Saturday, September 15, 2012


Who knows why there is a double name for this Zoa, but for none of the other three?
Anyway there it is and what can we do about it?

The eternal name, Urthona has fairly limited use in comparison to the temporal Los.

Los was the fourth immortal starry one, & in the Earth Of a bright Universe Empery 
attended day & night Days & nights of revolving joy, Urthona was his name 
 (Four Zoas 1-3:9-11; Erdman 301) 

 Los is "the expression in this world of the creative imagination" (Damon, 246), and in 
Beulah his name reverts to Urthona.

A master smith, worker in metal Los worked at the furnaces, hopefully changing iron to 
gold; this happens, but it's realized only at the end of time. Los, master of time, is 
trying to work himself out of a job, and at the end he is in fact reabsorbed into Urthona, 
the poetic genius. (For that we're still waiting.)

In Ulro Urizen's sun has virtually gone out; Los labors to create a worldly sun (Sun is 
Los backward).Then wondrously the Starry Wheels felt the divine hand. Limit Was put 
to Eternal Death

Los felt the Limit & saw The Finger of God touch the Seventh furnace in terror And 
Los beheld the hand of God over his furnaces Beneath the Deeps in dismal Darkness 
beneath immensity 
(Four Zoas 4-56:23-26 Erdman 338) 

 The paradoxical significance of the furnace is borne out in the Bible with Shadrach, 
Once escaped from Ulro Los, the master builder, proceeded to build Golgonooza
representing material progress. Los builded it and builded it 'time on time'; each time a 
society went into eclipse, Golgonooza must be built again. This of course is a figure for 
worldly progress, all very good, but not in the same dimension as the City of God.

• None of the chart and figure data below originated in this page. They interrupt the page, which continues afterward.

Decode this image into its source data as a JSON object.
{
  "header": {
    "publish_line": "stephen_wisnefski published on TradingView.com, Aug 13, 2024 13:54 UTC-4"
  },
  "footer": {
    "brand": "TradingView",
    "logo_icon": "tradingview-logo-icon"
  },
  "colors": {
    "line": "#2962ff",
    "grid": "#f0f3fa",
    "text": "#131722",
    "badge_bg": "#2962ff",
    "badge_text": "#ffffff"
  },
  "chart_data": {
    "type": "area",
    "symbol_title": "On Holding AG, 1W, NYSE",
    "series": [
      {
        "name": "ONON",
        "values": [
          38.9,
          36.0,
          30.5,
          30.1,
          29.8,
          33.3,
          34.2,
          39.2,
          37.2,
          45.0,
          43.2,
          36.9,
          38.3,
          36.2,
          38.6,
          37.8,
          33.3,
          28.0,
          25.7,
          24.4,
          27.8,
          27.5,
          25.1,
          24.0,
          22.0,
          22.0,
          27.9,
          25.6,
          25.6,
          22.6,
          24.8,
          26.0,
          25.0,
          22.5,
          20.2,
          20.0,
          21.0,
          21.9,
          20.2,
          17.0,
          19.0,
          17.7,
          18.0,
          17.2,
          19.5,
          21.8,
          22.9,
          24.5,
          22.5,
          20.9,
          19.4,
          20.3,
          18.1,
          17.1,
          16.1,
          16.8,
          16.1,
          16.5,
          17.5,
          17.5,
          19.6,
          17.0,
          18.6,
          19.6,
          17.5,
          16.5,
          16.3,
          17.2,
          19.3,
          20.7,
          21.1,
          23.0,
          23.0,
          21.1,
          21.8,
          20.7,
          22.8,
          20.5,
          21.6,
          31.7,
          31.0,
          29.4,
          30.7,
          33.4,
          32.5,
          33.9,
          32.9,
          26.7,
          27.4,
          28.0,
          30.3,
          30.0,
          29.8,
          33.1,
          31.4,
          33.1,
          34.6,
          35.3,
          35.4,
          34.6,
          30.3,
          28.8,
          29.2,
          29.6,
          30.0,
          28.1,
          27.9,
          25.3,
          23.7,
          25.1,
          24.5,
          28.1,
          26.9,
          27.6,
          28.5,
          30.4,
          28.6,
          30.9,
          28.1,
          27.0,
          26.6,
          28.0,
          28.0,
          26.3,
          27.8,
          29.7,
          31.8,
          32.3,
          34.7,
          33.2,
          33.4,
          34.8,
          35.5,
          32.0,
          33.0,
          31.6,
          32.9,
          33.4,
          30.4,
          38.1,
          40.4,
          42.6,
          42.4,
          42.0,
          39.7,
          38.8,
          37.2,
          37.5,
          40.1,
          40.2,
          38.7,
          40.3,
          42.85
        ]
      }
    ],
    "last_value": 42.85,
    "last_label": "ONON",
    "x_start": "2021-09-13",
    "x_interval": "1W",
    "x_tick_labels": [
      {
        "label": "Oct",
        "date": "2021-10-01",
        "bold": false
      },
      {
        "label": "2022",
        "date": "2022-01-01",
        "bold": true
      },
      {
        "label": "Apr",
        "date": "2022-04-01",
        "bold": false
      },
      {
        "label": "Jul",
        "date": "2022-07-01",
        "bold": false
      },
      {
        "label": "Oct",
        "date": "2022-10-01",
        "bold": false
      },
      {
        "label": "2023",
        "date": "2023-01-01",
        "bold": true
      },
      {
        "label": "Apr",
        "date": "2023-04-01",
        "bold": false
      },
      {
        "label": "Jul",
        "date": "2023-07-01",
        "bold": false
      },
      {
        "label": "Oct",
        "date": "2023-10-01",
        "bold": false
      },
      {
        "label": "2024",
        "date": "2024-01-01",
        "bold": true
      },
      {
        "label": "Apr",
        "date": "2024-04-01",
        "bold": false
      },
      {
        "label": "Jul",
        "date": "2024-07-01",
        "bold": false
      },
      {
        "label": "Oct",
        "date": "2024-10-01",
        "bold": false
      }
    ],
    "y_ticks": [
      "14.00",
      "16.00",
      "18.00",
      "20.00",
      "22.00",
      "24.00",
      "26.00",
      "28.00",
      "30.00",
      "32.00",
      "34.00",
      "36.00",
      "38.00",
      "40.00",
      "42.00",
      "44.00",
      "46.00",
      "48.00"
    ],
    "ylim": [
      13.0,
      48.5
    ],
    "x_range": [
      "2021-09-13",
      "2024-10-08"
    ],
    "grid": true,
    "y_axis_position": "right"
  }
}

However Blake wrote to Hayley: "The Ruins of Time builds Mansions in Eternity.
(Letter 9), referring to the final transformation of the best of Golgonooza into 
Jerusalem, which is the meaning of the Last Judgment.

Children of Los and Enitharmon:
Their first born was called Orc; he represented Revolution. We can surmise that Blake 
was much attached to Revolution in his early years, but with the debacle of the French 
Revolution his attitude changed.

Blake had important 'prophecies',  America and The French Revolution. The Book of 
Urizen, especially chapters vi and vii, gives much insight into the mythical identity of
Orc. (This little prophecy in fact is an excellent introduction to some of the important
threads of 4Z.) 

 Here are the later and multiple progency of Los and Enitharmon ("And she bore an 
enormous race"):And these are the Sons of Los & Enitharmon. Rintrah (Wrath)
 Palamabron (Pity) Theotormon Bromion Antamon Ananton Ozoth Ohana Sotha
Mydon Ellayol Natho Gon Harhath Satan Har Ochim Ijim Adam Reuben Simeon Levi
Judah Dan Naphtali Gad Asher Issachar Zebulun Joseph Benjamin David Solomon
Paul Constantine Charlemaine Luther Milton (FZ8-107.6 Erdman 380) 

 One might think here that Blake has descended to obscurity; but wait a minute: many 
of these early 'sons' are characters in other works (and 4Z is really more a notebook 
than a finished poem). Reuben-Benjamin are of course the 12 sons of Israel (and the 12 
tribes). Then he names the leading lights of our faith from David to Milton. And 
Dr. Ed Friedlander, in his classic William Blake's Milton had this to say about the sons
of Los and Enitharmon:

"Twelve of the Sons of Los and Enitharmon were lost to Urizen. These remaining 
Four embrace all humanistic endeavor. All are forms of Orc, but unlike the terrible 
child, the drive of the Four toward a comfortable and happy world is controlled and 
directed by Los, prime agent of regeneration". 

Because Milton is a poem about people as we know them rather than a cosmic 
chronicle, the Four are very important in our epic. In particular, Rintrah, Palamabron, 
Theotormon, and Bromion are the enlightened, socially conscious people of Blake's 

Rintrah appears first in The Marriage of Heaven and Hell, in the first line in fact: 
"Rintrah roars and shakes his fires in the burdened air". He composed this work during 
the course of the French Revolution; we may safely assume that Rintrah might represent 
the revolution that Blake was personally involved with-- the revolution of thought, 
history, manners, and values that MHH announced.